Tüm bu saptamalardan sonra böyle bir dünyada anti-emperyalizmden söz etmenin de anlamsız olduğunu vurgulamak gerek. Daha doğrusu anti-kapitalist olmayan hatta kalkınmacılığı net olarak eleştirmeyen bir anti-emperyalizmden söz etmek anlamlı değil. Bu da ulusal düzeyde verilecek bir mücadele olmadığı gibi hiç bir BRICS devletinin gündemine girebilecek bir konu değil. Sonuçta BRICS devletleri Batı egemenliğini, dolayısıyla Batı emperyalizmini yavaş yavaş tasfiye ediyor, ama bu emperyalizmi yeni biçimine dönüştüren bir süreç, yok eden değil. Burada Batı emperyalizminden kasıt yalnızca yeni sömürgecilik değil, ancak bu kavramı açmayı başka bir yazıya bırakmak daha doğru olur.
Sonuç Yerine
NATO ABD liderliğinde, Avrupa devletlerini silahlanmak için seferber etmeye ve Asya’daki müttefikleriyle bağlarını güçlendirmeye girişmiş durumda. Yakın dönemdeki uluslararası terör vurgusu da yerini Çin ve Rusya’ya karşı cephe oluşturma hedefine bırakmış durumda. Ancak sonuçta askeri ve teknolojik üstünlük büyük ölçüde o ülkelerin ekonomik gücüne bağlı. ABD bunun farkında olduğu için Rusya’ya geniş kapsamlı ambargolar uygulamaya başladı. Ama bu ambargolar aksine ABD’yi ve Avrupa’yı Çin ve Rusya’ya karşı zayıflatacak gibi görünüyor. Çünkü Çin’in son dönemlerde kazandığı büyüme ivmesi hızını kaybetse bile pek de yavaşlayacak gibi durmuyor ve özellikle ABD dolarını tahtından indirmek için güçlü bir şekilde ilerleyen planlar var. Hindistan başta olmak üzere diğer BRICS devletleri ve bir çok gelişmekte olan ülke de bu planlara destek veriyor; sözgelimi Rusya’ya ruble ya da yuanla ödeme yapmayı kabul ediyorlar. Ayrıca bu gelişmelerle birlikte BRICS genişleyecek gibi görünüyor. Geçen ay İran ve Arjantin BRICS’e katılmak için başvurdu ve bu başvurular değerlendiriliyor.[7]

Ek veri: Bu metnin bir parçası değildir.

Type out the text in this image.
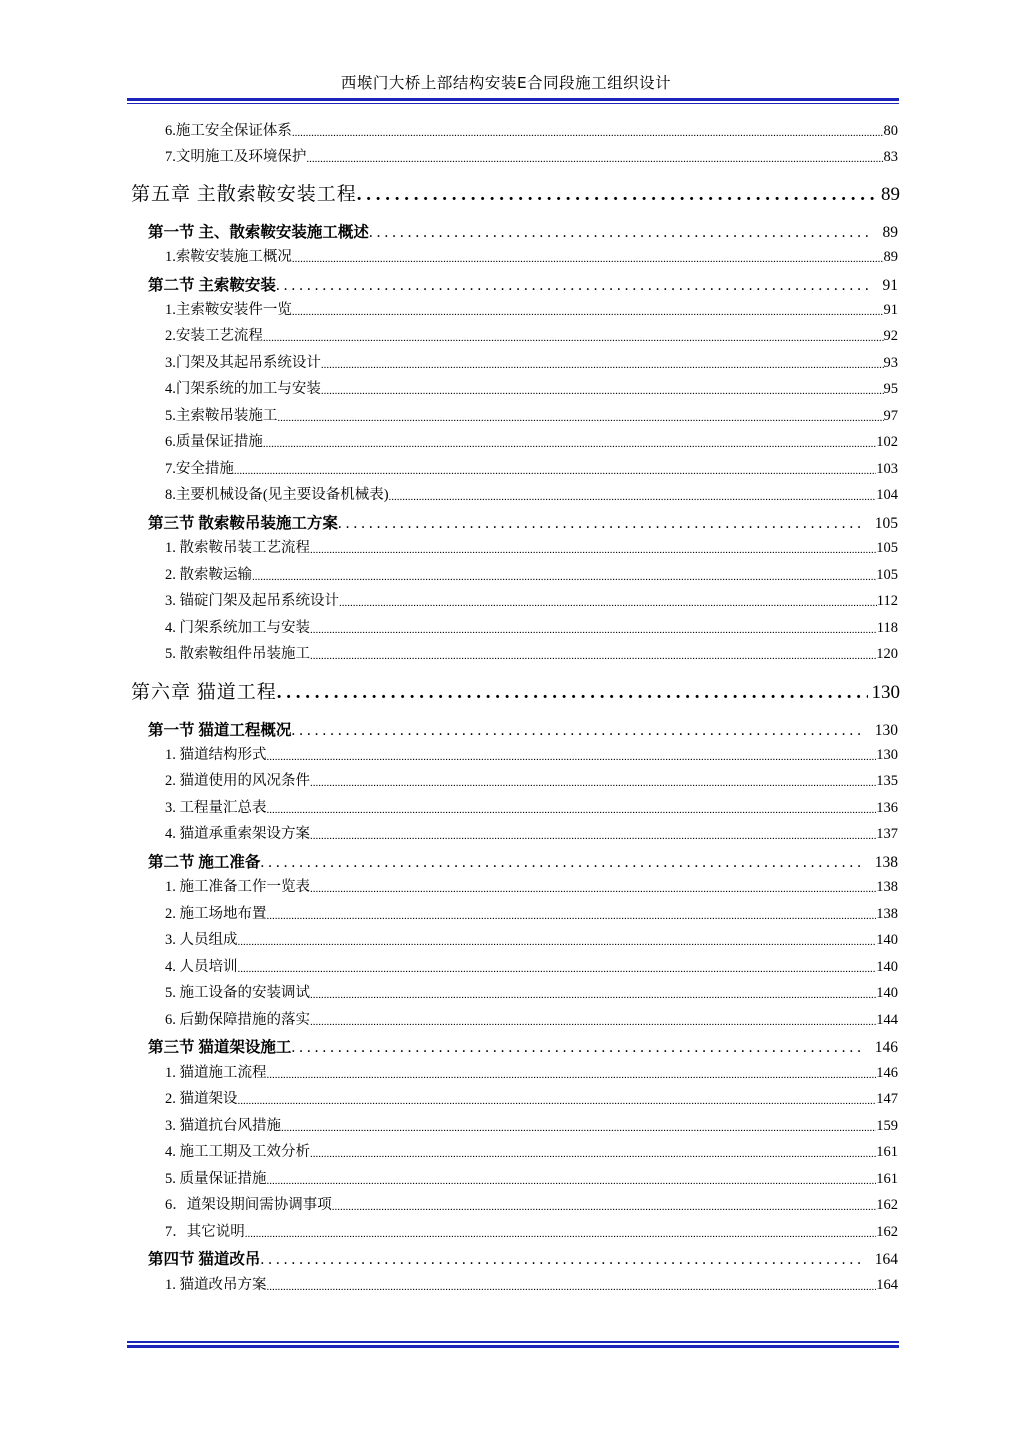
西堠门大桥上部结构安装E合同段施工组织设计
6.施工安全保证体系 .....	80
7.文明施工及环境保护 .....	83
第五章 主散索鞍安装工程 . . .	89
第一节 主、散索鞍安装施工概述 . . .	89
1.索鞍安装施工概况 .....	89
第二节 主索鞍安装 . . .	91
1.主索鞍安装件一览 .....	91
2.安装工艺流程 .....	92
3.门架及其起吊系统设计 .....	93
4.门架系统的加工与安装 .....	95
5.主索鞍吊装施工 .....	97
6.质量保证措施 .....	102
7.安全措施 .....	103
8.主要机械设备(见主要设备机械表) .....	104
第三节 散索鞍吊装施工方案 . . .	105
1. 散索鞍吊装工艺流程 .....	105
2. 散索鞍运输 .....	105
3. 锚碇门架及起吊系统设计 .....	112
4. 门架系统加工与安装 .....	118
5. 散索鞍组件吊装施工 .....	120
第六章 猫道工程 . . .	130
第一节 猫道工程概况 . . .	130
1. 猫道结构形式 .....	130
2. 猫道使用的风况条件 .....	135
3. 工程量汇总表 .....	136
4. 猫道承重索架设方案 .....	137
第二节 施工准备 . . .	138
1. 施工准备工作一览表 .....	138
2. 施工场地布置 .....	138
3. 人员组成 .....	140
4. 人员培训 .....	140
5. 施工设备的安装调试 .....	140
6. 后勤保障措施的落实 .....	144
第三节 猫道架设施工 . . .	146
1. 猫道施工流程 .....	146
2. 猫道架设 .....	147
3. 猫道抗台风措施 .....	159
4. 施工工期及工效分析 .....	161
5. 质量保证措施 .....	161
6．道架设期间需协调事项 .....	162
7．其它说明 .....	162
第四节 猫道改吊 . . .	164
1. 猫道改吊方案 .....	164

Tüm bu gelişmeler ABD liderliğinde gelişmiş olan mevcut sermaye birikim döngüsünün sonuna yaklaştığımızı gösteriyor. Bu döngünün sonlanması ya da çökmesi aynı zamanda Batı egemenliğinin son bulması anlamına gelecek.[8] Çünkü ABD’nin yerini alarak yeni bir sermaye döngüsüne liderlik edecek bir Batılı devlet yok. Aksine bir devletin hegemonyasına izin vermeyecek çok kutuplu bir dünya düzenine geçileceğine dair güçlü belirtiler var. Emperyalizmin almakta olduğu yeni şekil de bunun belirtilerinden biri.
Bu koşullarda Solun tartışması gereken konu kimin emperyalist ya da anti-emperyalist olup olmadığı değil, gelişmeleri doğru analiz edip çok da uzak olmayan bir gelecekte şekillenecek olan yeni dünya düzeninde mücadele etmeye hazır mıyız sorusu olmalı. Batı ile BRICS devletleri arasındaki çatışmayı emperyalistler beş yüz yıldır aralarında çatışıyor diyerek geçiştirecek miyiz? Ya da bu çatışma ile birlikte yükselen farklı türde otoriterlikleri görmezden mi geleceğiz? Yükselen ve yaygınlaşan devlet kapitalizmini ve kroni kapitalizmi anlamaya çalışmak yerine artık geride kalan politikaları eleştirmeye ve hedef tahtasına yalnız onları koymaya devam mı edeceğiz? Daha önemlisi iklim kriziyle birlikte giderek dayanılmaz hale gelen ekolojik krize karşı yükselen otoriter rejimler ve devlet kapitalizmi koşullarında mücadele etmeye nasıl hazırlanmamız gerek?